Tyson Gay, 4th, 9.80 – Tyson had great reaction in this race, but he still lacks good start mechanics. The reaction was wasted, as he still ended up behind the others within the first few strides. Still Gay’s forte has been great mid race acceleration and a vicious close – both failed him yesterday however. After watching both his semi and the final I understood why – while his turnover is as rapid as before his surgery, he’s not exerting the same amount of force into the track as he was pre-surgery – and therefore not getting the same pop/speed back from the track. So while he looked to be working as hard he wasn’t getting the same result. That’s the difference between the man that ran 9.69 and the man that ran 9.80 – only .11 difference, but critical when your opponent is Usain Bolt.
Ryan Bailey, 5th, 9.88 – Bailey was the one man in this race that could potentially match Bolt “stride for stride” as he is 6’4” and very fluid in full stride. In order to do that however, he will have to do what Bolt does from the gun, and that is execute a strong drive phase and transition. Bailey, who had a decent drive phase in the rounds, resorted to coming up and running in the final – death against the talent level of the men that finished ahead of him. He was “chasing” the field from the gun! He would have beaten any other field on the planet, but this was not any other field. When he learns to execute the first 30 meters, he could be the challenger that Bolt needs in a major.

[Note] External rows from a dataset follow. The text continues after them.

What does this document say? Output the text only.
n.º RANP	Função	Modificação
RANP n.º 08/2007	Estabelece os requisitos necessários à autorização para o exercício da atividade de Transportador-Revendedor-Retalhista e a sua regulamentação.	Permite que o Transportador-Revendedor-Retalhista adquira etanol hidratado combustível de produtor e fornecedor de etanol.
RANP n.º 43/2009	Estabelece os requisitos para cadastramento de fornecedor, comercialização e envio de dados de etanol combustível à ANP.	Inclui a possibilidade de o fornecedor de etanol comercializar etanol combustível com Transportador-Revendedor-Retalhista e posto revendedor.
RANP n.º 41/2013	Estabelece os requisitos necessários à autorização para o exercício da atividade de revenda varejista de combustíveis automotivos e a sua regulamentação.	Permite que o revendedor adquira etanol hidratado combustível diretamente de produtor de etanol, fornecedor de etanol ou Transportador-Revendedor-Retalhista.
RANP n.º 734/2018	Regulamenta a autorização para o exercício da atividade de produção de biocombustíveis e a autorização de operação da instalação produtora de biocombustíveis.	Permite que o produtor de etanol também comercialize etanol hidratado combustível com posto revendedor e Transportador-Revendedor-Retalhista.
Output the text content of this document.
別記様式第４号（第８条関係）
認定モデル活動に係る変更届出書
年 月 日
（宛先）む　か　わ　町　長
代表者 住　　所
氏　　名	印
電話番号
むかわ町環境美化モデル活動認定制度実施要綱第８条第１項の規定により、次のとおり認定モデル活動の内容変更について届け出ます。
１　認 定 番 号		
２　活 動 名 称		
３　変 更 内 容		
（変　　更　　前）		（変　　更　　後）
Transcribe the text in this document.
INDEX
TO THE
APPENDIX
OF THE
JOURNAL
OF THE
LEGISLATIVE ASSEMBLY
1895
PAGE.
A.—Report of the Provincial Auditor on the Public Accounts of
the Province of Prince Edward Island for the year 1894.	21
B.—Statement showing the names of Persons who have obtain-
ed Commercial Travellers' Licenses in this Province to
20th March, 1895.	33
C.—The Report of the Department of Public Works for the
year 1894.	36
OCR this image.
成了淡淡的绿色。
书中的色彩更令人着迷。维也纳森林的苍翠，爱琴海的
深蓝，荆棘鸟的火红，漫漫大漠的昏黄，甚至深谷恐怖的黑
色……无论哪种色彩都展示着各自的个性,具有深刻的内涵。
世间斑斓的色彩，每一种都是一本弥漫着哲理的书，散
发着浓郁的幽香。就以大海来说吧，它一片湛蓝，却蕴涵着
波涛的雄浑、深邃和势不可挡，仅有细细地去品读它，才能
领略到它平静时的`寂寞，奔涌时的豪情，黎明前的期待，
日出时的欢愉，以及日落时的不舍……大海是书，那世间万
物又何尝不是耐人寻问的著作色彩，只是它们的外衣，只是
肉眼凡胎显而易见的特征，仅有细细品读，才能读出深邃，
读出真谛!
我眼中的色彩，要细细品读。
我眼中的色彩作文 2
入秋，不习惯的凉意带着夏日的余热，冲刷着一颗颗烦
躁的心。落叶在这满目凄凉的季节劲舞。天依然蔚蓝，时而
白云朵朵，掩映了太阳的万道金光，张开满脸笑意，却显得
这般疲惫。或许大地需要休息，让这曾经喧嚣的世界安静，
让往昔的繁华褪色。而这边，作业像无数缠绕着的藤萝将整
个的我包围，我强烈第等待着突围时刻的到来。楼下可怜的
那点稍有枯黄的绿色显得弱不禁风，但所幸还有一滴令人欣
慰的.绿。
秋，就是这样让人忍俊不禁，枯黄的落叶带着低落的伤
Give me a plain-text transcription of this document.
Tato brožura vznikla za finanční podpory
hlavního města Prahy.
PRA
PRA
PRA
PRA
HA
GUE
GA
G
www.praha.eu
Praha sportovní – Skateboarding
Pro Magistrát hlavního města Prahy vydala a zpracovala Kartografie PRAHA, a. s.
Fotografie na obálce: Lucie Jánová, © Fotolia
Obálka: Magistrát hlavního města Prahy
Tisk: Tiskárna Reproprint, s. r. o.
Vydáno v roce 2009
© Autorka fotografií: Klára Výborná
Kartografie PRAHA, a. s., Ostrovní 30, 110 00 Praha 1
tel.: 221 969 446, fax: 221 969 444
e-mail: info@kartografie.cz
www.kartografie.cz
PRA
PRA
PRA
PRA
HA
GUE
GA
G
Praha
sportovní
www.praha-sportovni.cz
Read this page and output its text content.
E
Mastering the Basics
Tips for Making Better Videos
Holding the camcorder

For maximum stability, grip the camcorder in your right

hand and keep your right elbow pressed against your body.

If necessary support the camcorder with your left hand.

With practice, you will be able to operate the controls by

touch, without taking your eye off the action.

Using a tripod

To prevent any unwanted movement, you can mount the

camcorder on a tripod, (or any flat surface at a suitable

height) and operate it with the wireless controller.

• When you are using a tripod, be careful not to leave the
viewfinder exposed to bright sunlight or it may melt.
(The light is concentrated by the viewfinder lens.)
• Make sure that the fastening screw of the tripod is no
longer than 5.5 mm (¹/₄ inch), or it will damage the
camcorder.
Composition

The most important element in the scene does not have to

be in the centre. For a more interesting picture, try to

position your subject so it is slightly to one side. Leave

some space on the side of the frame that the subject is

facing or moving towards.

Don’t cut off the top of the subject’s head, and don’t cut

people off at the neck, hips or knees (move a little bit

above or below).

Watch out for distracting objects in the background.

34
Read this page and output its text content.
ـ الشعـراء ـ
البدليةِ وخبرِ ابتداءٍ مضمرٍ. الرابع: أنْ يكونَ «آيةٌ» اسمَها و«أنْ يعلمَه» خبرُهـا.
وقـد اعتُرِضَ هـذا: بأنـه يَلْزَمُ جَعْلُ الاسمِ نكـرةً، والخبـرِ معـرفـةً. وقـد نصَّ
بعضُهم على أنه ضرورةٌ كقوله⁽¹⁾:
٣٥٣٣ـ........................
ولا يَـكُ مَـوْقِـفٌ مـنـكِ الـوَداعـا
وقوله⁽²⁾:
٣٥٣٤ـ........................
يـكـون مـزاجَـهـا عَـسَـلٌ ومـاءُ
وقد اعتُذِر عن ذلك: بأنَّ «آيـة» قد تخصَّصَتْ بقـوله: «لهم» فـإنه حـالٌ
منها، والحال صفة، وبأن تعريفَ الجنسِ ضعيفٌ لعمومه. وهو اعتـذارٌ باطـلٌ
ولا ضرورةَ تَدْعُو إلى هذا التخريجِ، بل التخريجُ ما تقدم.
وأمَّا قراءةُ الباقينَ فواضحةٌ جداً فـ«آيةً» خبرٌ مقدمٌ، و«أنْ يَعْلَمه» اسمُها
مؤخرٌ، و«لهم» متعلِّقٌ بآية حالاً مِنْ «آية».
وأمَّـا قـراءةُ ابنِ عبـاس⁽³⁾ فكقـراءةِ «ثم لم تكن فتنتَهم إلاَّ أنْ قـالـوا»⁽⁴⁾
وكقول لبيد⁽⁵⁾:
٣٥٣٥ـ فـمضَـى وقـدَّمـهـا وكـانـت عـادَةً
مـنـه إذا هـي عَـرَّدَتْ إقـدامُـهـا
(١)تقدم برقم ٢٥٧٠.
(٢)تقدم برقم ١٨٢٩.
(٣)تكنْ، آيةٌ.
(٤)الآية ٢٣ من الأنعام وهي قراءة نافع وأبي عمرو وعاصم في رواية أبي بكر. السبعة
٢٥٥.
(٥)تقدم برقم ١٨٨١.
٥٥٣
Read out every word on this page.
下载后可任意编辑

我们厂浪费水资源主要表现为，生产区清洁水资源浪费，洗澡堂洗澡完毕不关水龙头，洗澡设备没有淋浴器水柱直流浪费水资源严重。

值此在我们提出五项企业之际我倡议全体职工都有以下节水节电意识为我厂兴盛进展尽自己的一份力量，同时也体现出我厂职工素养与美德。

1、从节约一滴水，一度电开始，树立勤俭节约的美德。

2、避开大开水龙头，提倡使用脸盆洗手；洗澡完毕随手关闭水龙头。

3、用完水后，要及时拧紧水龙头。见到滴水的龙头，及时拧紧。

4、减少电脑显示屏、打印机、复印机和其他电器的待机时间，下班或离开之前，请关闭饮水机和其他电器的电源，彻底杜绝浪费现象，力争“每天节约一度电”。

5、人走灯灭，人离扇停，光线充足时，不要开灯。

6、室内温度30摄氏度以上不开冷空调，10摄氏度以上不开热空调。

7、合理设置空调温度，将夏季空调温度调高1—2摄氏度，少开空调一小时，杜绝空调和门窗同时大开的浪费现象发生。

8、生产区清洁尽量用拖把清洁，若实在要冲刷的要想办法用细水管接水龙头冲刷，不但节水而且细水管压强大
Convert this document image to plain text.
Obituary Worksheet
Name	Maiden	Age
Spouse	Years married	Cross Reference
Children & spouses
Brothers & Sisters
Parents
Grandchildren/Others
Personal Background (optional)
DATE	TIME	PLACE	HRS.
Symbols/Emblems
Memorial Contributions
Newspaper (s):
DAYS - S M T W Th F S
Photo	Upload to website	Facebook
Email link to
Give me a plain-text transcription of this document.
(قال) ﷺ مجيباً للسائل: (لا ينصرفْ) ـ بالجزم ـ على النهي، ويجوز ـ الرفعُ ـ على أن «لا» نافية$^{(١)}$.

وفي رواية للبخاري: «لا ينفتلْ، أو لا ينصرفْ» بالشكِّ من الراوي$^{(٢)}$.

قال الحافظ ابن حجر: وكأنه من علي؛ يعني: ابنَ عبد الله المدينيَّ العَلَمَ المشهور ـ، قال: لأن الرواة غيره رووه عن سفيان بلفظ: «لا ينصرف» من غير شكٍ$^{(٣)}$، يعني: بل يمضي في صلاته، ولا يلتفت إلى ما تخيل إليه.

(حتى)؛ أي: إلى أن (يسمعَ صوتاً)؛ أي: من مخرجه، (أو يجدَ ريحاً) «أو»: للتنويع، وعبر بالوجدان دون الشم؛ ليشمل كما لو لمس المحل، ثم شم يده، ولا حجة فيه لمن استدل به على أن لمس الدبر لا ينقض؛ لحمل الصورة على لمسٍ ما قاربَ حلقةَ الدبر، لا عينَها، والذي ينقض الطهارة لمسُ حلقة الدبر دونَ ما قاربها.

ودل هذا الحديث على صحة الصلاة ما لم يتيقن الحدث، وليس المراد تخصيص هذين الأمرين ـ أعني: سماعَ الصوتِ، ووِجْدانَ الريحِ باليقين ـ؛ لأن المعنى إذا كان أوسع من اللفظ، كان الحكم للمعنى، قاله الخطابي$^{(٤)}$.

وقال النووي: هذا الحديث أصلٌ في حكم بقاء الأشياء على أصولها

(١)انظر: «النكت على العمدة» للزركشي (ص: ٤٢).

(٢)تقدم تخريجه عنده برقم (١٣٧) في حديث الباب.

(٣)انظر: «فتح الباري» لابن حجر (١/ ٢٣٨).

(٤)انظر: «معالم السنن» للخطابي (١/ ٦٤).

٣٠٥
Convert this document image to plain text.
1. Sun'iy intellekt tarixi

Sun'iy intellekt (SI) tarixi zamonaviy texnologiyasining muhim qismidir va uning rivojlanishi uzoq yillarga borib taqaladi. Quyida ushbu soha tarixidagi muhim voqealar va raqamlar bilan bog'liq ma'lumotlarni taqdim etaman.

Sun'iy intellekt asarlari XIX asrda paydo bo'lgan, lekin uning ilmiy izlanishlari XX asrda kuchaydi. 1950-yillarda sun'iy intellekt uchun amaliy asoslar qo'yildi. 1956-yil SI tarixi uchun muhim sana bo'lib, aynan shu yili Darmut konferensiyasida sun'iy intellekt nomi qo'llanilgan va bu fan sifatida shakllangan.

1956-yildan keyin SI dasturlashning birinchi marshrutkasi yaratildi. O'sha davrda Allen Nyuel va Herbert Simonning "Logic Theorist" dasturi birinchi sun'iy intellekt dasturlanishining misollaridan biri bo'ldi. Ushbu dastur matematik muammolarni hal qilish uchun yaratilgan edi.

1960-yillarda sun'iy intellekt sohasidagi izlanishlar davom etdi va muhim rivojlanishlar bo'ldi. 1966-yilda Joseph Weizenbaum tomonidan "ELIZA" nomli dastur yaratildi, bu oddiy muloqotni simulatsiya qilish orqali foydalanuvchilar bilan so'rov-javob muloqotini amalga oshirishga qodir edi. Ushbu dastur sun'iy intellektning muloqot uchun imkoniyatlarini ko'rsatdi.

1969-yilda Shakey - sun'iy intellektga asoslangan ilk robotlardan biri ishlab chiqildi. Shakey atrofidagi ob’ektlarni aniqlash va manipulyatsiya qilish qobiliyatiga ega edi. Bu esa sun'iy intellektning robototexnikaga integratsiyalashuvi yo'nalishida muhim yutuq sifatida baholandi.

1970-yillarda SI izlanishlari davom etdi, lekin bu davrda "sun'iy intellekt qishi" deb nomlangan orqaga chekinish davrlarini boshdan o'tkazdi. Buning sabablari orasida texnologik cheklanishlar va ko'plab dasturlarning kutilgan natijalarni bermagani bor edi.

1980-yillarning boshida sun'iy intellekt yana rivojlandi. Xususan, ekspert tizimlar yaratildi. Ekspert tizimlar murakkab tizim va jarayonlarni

The rest of the field never had a chance. The only other man in the race with the credentials to make an impact was Asafa Powell and his big race history said that he was not going to be a factor, and he wasn’t. A sprinter that is dependent on his start, he was out of it by 30 meters, long before he pulled up late in the race.
So, can Bolt be beaten in a major? Only if one of the above can put it ALL together under the lights. So on to the deuce, where Bolt is arguably the favorite. I say arguably because Blake is better at that distance and he’s run within .07 of Bolt’s record. The deuce won’t be as much fun to watch as this race, but it should be a great duel!